Now I bet you’re wondering: surely you get these supplies from your wholesaler? Well – no, I don’t. Because while I do have an ABN and do have a wholesale account, I find that because I work my day job everyday, I am not at home and so unable to receive deliveries from my wholesaler. Bummer yeah? Mind you, I do buy in bulk when things are on sale (where possible) and I know where these ingredients are the cheapest so buy things when I just happen to be at a particular store.

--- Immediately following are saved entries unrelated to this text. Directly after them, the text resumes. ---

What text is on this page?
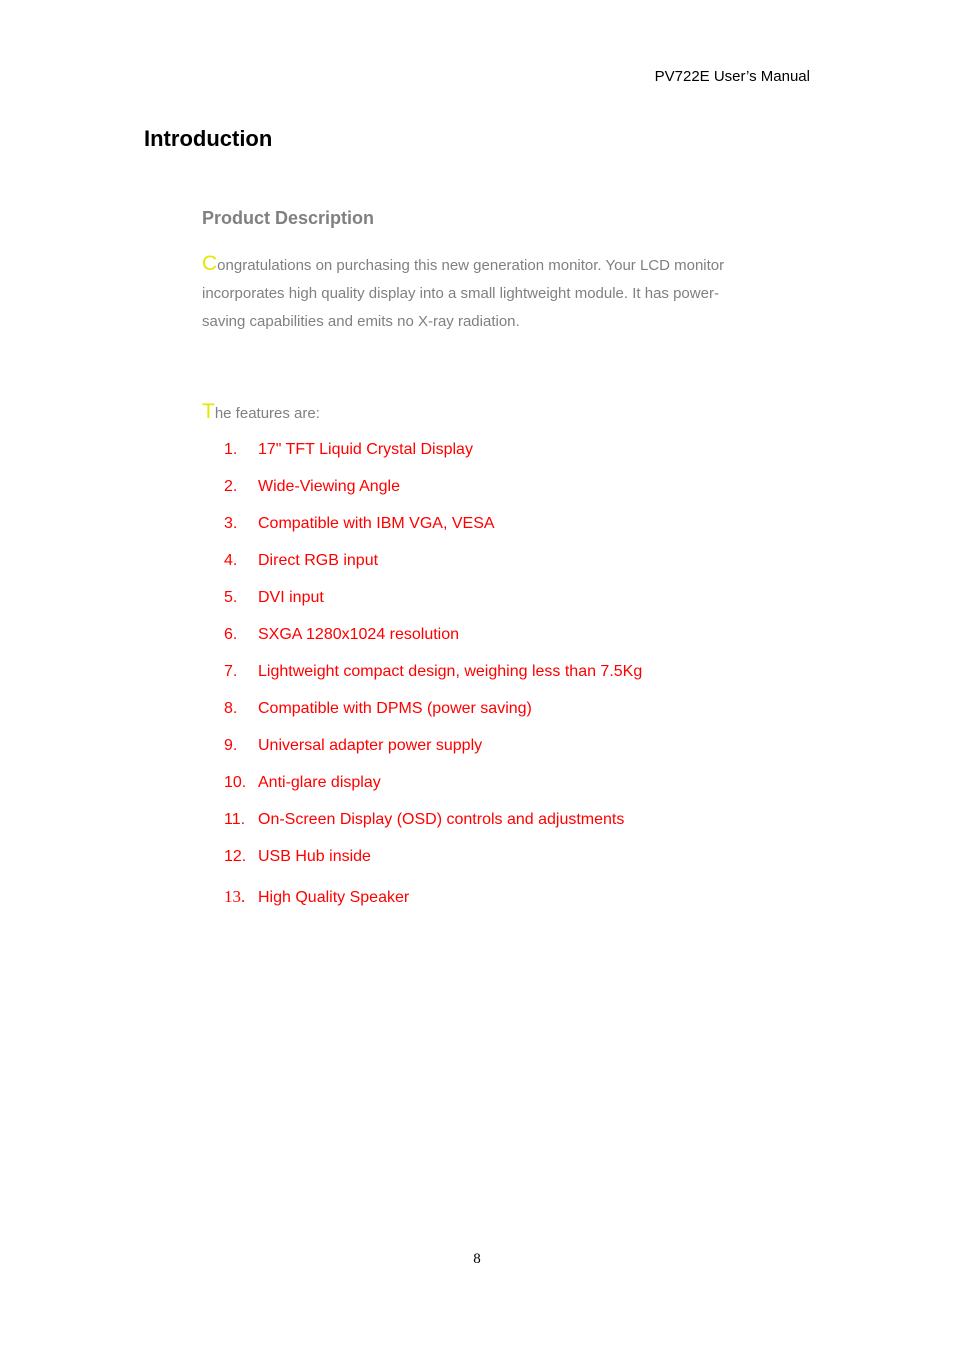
PV722E User’s Manual
Introduction
Product Description

Congratulations on purchasing this new generation monitor. Your LCD monitor incorporates high quality display into a small lightweight module. It has power- saving capabilities and emits no X-ray radiation.

The features are:

1. 17" TFT Liquid Crystal Display
2. Wide-Viewing Angle
3. Compatible with IBM VGA, VESA
4. Direct RGB input
5. DVI input
6. SXGA 1280x1024 resolution
7. Lightweight compact design, weighing less than 7.5Kg
8. Compatible with DPMS (power saving)
9. Universal adapter power supply
10. Anti-glare display
11. On-Screen Display (OSD) controls and adjustments
12. USB Hub inside
13. High Quality Speaker
8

Why don’t you open up a new tab and figure out the cost for me for those ingredients – at your supermarket/s of choice. If you find some things cheaper at one over the other – you could take the extra time/fuel to travel between those two or three and get the cheapest options available. But please don’t charge me for that – surely I shouldn’t have to pay you for time/fuel as I am not passing those kinds of costs onto my customers. After all, I’m sure you’re already going to the shops anyway, this is just a few extra things 😉

Stop 2 – The Specialty Cake Shop

  • 1500g fondant
  • 250g gumpaste
  • 20 floral wires
  • Safety Seal (let’s say 50c for this one as I don’t need to use much)
  • 8 bubble tea straws
  • 1 centre dowel
  • 20g gold lustre dust
  • Rose spirite (alcohol)
  • 9″ cardboard round
  • 12″ marble masonite cakeboard
  • 12x12x12 cake box

I’m located in Canberra – so your major options are going to be either Cake Decorating Solutions (Fyshwick), La Torta (Majura Park) and/or Across The Board Cake Decorating Supplies (Greenway). You’re welcome to buy things online – but bear in mind, this stuff would need to be ordered at least a week or two in advance to allow enough time for delivery. Also, postage and handling fees.. surely they can deliver for free so I don’t have to pay for that, right? 😉 haha Oh and again – for the local options, if you could not charge me for the time/fuel for that, that would be grrrreeeeaaat (if you haven’t seen Office Space, I highly recommend you do lol). Again – these are the kinds of costs I don’t pass onto my customers, so I cannot afford to pay you for that.

So – have you got your price?

I came to $92.47. How does yours compare?